On parle notamment de « plastique biosourcé » ou de « matériau de construction biosourcé », voire de « teneur en matière biosourcée» d’un produit.

 

 

Architecture: Matériau, Bâtiment, Biomimétisme, Structure

 

Depuis l’industrialisation et l’utilisation de matériaux à base de matières fossiles, l’Homme a voulu écarté la nature qui faisait partie de l’architecture vernaculaire et de son habitat. Mais, depuis quelques années, le retour à la nature par les matériaux biosourcés dans l’architecture est de plus en plus important.

Comme pour l'habitat paléolithique, ses matériaux, d'origine minérale ou végétale, étaient majoritairement prélevés sur le milieu physique immédiat.

Pour l'architecture vernaculaire, l'économie de la matière se reporte donc sur des matériaux locaux, communs, abondants et simples à utiliser.

Situer la source, en cherchant un approvisionnement en circuit court, local, utilisant des ressources du territoire proche. Sain, parce que les ressources doivent être saines dans leur composition, leur production et leur utilisation. Solidaire enfin, en reconsidérant tant les filières de production des matériaux que celles des mises en œuvre pour réapprendre le juste prix des choses et du travail humain. (Voir Perez,  2014).

Avec la considération grandissante de l’écologique, le biosourcé ou biomatériau reviennent dans l’architecture contemporaine car ils contribuent à l'environnement, à son équilibre.

L’intégration de la nature dans la culture a longtemps été utilisée par l’Homme dans l’architecture pour se protéger, se couvrir et habiter.

L'architecture a souvent cherché à copier le vivant.

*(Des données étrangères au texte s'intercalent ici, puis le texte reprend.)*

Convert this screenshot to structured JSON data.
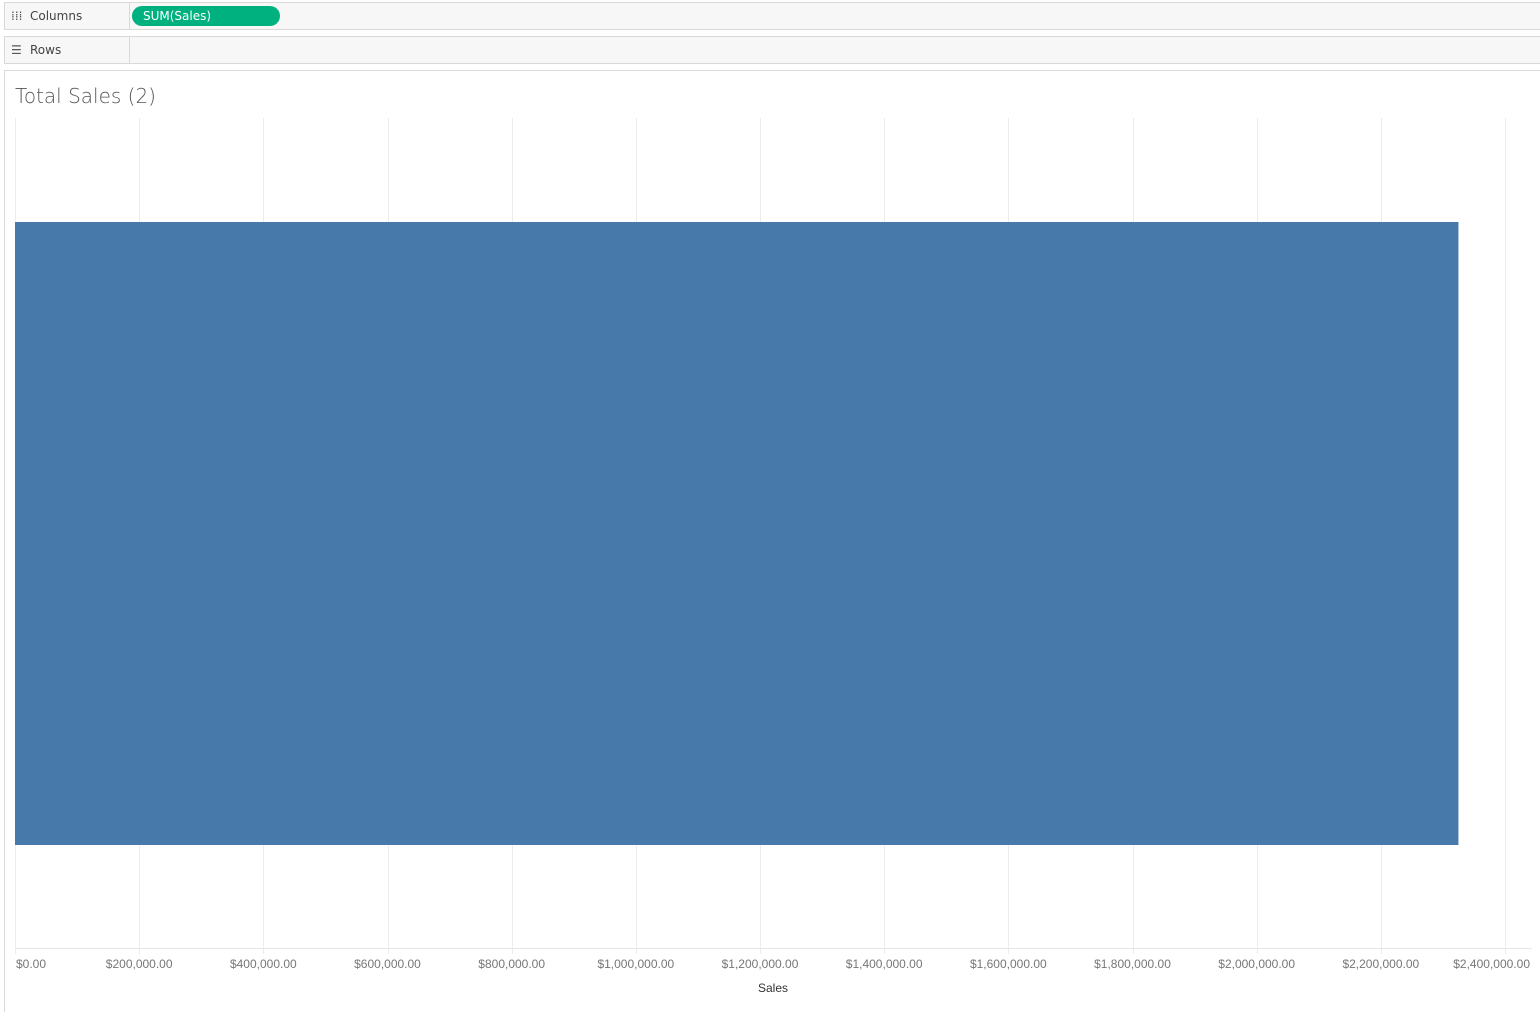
{
  "shelves": {
    "columns": {
      "label": "Columns",
      "icon": "columns-icon",
      "pill": "SUM(Sales)"
    },
    "rows": {
      "label": "Rows",
      "icon": "rows-icon"
    }
  },
  "colors": {
    "bar": "#4779aa",
    "pill": "#00b180",
    "grid": "#ececec"
  },
  "chart_data": {
    "type": "bar",
    "orientation": "horizontal",
    "title": "Total Sales (2)",
    "categories": [
      ""
    ],
    "values": [
      2325000
    ],
    "xlabel": "Sales",
    "ylabel": "",
    "xlim": [
      0,
      2400000
    ],
    "ticks": [
      0,
      200000,
      400000,
      600000,
      800000,
      1000000,
      1200000,
      1400000,
      1600000,
      1800000,
      2000000,
      2200000,
      2400000
    ],
    "tick_labels": [
      "$0.00",
      "$200,000.00",
      "$400,000.00",
      "$600,000.00",
      "$800,000.00",
      "$1,000,000.00",
      "$1,200,000.00",
      "$1,400,000.00",
      "$1,600,000.00",
      "$1,800,000.00",
      "$2,000,000.00",
      "$2,200,000.00",
      "$2,400,000.00"
    ],
    "grid": true,
    "legend": "none"
  }
}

Avec le biomimétisme, on reproduit entièrement ou en grande partie les mécanismes du vivant.

Au-delà de toutes pensées écologiques, économiques, sociales ou culturelles, le biosourcé recèle un potentiel émotionnel extrêmement puissant. Cette dimension sensible de la matière dans l’espace apparait clairement dans l’architecture vernaculaire qui reflète le territoire. (Gauzin-Müller, 2019).

 

L'utilisation des produits biosourcés dans l'architecture a rapproché l’Homme qui voulait s’éloigner de la nature, par les liens sensibles que provoque la matière. Mais il y a encore quelque chose de plus, derrière tout cela : l’idée que les ressources, les idées, solutions ou remèdes ne se trouvent plus seulement en l’Homme, mais ailleurs: dans ce qui l’entoure et l’environne.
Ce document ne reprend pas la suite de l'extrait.